What are you doing for the summer?
Working at a restaurant in Long Beach.
Are you super bummed to be living with your parents again?
Well, I’m excited … to have my laundry done. And to use my kitchen.
OK, as far as living with your parents again, what are you most depressed about?
Having rules again.
Yeah, that blows. Do you have siblings?
An older sister.
That sucks. The key to moving home is to have younger siblings. They’re like built-in DDs.

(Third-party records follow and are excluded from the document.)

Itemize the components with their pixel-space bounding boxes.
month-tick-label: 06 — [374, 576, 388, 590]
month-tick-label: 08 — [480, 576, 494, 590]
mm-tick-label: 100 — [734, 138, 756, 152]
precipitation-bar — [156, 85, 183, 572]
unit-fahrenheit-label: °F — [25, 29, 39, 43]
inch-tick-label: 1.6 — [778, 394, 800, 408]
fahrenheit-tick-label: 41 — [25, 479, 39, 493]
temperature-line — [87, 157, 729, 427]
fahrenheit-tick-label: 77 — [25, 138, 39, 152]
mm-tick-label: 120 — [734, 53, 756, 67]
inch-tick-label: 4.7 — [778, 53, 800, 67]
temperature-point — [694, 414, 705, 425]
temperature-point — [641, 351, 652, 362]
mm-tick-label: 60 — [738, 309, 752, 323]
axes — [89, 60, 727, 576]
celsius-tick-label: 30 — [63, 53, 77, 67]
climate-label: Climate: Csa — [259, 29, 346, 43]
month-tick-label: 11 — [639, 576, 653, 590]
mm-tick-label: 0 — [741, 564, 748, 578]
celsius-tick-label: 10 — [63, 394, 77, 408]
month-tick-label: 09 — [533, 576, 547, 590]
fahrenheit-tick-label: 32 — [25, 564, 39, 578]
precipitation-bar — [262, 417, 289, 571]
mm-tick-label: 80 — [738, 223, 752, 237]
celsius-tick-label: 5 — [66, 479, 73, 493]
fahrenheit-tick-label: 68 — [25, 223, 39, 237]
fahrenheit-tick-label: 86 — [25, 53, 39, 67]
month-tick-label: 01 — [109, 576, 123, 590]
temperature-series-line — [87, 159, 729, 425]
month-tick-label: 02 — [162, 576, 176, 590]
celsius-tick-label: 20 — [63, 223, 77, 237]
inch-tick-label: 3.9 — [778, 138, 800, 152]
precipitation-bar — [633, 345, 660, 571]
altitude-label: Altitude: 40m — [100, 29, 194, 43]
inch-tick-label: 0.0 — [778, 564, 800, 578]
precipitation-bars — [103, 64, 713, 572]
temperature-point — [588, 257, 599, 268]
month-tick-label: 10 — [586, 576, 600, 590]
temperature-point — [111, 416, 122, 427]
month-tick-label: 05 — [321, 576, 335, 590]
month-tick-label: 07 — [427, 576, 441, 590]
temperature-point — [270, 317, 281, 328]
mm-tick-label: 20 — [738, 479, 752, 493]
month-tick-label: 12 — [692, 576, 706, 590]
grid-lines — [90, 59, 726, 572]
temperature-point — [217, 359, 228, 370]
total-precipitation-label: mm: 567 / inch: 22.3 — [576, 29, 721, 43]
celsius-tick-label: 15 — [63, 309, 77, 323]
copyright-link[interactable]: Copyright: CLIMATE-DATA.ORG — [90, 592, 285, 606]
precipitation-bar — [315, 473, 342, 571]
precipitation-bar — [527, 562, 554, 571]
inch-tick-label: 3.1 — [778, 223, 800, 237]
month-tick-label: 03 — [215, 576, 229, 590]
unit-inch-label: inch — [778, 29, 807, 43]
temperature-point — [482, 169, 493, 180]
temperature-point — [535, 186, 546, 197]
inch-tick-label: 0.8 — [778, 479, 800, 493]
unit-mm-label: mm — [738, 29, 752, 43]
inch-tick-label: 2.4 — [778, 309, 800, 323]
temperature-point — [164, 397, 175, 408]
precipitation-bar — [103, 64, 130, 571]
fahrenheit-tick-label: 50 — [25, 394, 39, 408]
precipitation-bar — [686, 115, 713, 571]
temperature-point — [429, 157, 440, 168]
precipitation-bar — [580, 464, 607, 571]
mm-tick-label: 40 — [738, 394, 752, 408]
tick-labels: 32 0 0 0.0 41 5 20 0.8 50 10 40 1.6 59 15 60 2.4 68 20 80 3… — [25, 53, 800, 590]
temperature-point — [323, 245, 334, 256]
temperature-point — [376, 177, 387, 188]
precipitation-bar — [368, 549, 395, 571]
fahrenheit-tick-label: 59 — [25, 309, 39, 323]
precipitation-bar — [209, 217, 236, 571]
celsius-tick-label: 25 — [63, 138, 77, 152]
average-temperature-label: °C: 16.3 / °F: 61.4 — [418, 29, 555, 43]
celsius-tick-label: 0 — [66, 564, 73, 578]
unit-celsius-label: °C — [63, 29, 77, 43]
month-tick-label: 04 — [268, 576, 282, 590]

Yeah, I used to be my sister’s. She would call me up really late to come
get her.
That’s what I do, and I keep calling until my little brother wakes up. So you’re going to be working as a waitress this summer, do guys ever leave you their number on the receipts?
Yeah, I never call them.
Like cute guys or like old pervs?
Both.
That’s gross, but at least you make money from them. OK, Long Beach-waitress job aside, would you rather spend the summer with the cast of “”Jersey Shore”” or with Heidi Montag and her creepy new face in LA?
Ew, no. “”Jersey Shore.””
Even with that awful duck phone? That entire house was wood-paneled like a dirty ’70s shag pad. Would you hook up with any of the guys in the house?
Well, the Situation is just gross.
I know, he looks like he’s 45 from the neck up. I’d hook up with DJ Pauly D, because he’s always smiling.